Anche una moneta restituita può far crollare l'odio e i pregiudizi

Una breve storia, anzi due, raccontate da Onofrio Dispenza, sull'importanza dei piccoli dettagli del quotidiano che restituiscono speranza nell'umanità

Anche una moneta restituita può far crollare l'odio e i pregiudizi

Anche una moneta restituita può far crollare l'odio e i pregiudizi

Onofrio Dispenza 19 marzo 2019

Non mi stancherò mai di dirlo anche se sono consapevole che il mio invito troverà molta distrazione: per capire il mondo bisogna saper leggere le piccole cose che ti passano sotto agli occhi. 


E' martedì mattina, vado a lavare l'auto da ragazzi nord africani, vicino casa. Sono in tre e per un'auto prendono dieci euro. Lavano a mano e fanno in fretta. Quindi, per ciascuna auto lavata ognuno di loro, tolte le spese, diciamo che guadagna due euro ad auto. Finito il lavaggio salgo sull'auto e nel portaoggetti trovo una moneta di due euro che uno di loro probabilmente aveva trovato sotto il tappetino, una moneta cadutami rientrando o scendendo dall'auto, come spesso capita. Ecco, in quella moneta ritrovata e fattami trovare nel portaoggetti, c'è tanto.                      Viviamo tutti quanti, me incluso, di pregiudizi e di paure. Poi c'è chi su questi pregiudizi dettati dalle nostre fragilità, e sulle paure ben alimentate, ci gioca e ci fa le fortune, anche politiche. Ecco, quella moneta restituita smonta paure e pregiudizi, restituendo a noi tutti l'immagine vera di un mondo dove c'è il bene e c'è il male. E il bene e il male sono ben distribuiti, oltre ogni frontiera, reale o criminalmente costruita.

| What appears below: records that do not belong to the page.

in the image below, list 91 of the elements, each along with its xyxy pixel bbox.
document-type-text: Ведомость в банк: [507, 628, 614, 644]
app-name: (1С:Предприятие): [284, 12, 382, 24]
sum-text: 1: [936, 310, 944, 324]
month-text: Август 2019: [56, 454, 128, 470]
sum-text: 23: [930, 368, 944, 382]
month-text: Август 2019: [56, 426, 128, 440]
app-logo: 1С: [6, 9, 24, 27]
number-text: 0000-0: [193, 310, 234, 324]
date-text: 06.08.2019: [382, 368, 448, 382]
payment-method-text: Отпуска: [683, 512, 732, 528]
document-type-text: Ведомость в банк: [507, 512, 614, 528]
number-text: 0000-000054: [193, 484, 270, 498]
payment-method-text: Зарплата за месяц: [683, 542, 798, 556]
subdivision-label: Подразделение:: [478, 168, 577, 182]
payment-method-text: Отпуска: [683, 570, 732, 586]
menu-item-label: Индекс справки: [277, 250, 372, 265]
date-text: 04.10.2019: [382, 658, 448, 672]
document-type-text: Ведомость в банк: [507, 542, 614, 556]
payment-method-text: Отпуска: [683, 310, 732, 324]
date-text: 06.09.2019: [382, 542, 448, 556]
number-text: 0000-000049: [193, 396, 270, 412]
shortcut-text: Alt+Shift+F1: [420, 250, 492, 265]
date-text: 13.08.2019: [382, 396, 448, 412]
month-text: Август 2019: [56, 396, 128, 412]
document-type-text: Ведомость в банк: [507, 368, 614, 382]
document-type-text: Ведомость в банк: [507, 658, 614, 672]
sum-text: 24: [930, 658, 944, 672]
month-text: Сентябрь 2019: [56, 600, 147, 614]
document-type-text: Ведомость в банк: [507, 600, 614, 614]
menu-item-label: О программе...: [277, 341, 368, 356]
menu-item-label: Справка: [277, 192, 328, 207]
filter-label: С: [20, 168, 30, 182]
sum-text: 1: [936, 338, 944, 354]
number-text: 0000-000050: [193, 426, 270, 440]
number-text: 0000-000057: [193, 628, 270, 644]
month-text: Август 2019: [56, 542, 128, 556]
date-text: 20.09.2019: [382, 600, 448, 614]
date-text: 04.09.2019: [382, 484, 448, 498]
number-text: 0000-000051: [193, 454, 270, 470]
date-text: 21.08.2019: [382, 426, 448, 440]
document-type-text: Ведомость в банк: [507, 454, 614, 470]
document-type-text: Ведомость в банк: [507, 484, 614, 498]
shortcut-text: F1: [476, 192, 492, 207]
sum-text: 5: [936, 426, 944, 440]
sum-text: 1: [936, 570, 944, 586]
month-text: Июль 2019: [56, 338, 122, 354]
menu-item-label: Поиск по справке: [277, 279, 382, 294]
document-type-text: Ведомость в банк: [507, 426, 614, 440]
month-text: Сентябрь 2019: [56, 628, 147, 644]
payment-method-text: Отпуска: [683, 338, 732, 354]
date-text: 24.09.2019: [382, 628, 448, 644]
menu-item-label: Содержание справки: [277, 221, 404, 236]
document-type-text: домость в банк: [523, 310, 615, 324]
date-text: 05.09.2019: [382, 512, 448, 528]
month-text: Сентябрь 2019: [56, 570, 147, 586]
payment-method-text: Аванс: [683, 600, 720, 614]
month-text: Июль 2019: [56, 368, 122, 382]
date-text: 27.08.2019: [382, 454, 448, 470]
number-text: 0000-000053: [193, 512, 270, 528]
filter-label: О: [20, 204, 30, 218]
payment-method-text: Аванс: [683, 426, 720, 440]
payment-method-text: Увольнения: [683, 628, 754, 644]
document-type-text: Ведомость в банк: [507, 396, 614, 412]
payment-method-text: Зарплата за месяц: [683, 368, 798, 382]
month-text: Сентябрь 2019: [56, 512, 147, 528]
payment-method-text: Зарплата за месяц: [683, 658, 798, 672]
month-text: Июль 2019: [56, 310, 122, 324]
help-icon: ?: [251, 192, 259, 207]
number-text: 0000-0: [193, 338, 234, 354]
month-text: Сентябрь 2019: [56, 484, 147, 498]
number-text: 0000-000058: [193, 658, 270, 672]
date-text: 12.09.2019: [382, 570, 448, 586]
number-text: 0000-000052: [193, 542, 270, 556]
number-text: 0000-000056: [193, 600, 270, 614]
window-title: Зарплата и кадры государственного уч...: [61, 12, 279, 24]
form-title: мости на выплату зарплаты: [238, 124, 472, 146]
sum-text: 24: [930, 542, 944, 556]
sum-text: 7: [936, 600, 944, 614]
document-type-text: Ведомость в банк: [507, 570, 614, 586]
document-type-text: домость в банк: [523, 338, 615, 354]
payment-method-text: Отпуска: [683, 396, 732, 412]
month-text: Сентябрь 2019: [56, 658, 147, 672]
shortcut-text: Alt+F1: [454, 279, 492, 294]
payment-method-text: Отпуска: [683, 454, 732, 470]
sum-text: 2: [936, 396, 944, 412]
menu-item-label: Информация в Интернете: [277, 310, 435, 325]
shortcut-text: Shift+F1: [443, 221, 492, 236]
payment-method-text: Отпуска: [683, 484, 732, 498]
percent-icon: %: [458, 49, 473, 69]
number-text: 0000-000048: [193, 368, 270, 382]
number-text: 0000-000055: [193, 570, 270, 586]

Questo piccolissimo episodio è venuto all'indomani di una fortunata serata che ho avuto in regalo. Vissuta all'interno di una famiglia pakistana. Invitato a cena da una giovane coppia con due splendidi figli che, arrivati in Italia, hanno imparato perfettamente la loro nuova lingua in tre, quattro mesi. Per fare festa alla mia presenza, avevano invitato altri parenti, e preparato una cena come si fa nelle feste. Uomini, donne e bambini, una casa dignitosa e allegra. Le donne coi loro colori della festa, i bambini composti che passavano dall'italiano all'inglese per finire alla lingua dei genitori e dei nonni rimasti sulle alte montagne del Pakistan. Una cena magica, a parlare di presente, di futuro, di padri, di figli, dell'Italia, del Pakistan, delle cose che ci feriscono, di quelle che ci fanno felici. Il giovane accanto a me, custode di un grande magazzino di abbigliamento, laureato in Informatica a Islamabad. I tre capifamiglia, per recuperare qualcosa in più per i figli, a fine settimana si mettono in cucina e preparano cene per chi fa festa in casa, per chi si riunisce attorno ai tavoli di burraco. 


Solo questo volevo raccontare, nient'altro da aggiungere. Perché il resto è un laido politico che sequestra la vita e il futuro di uomini, donne e una manciata di ragazzini. Ma questa è un'altra storia e l'abbandono subito, per non sporcare le mie due piccolissime storie di vita.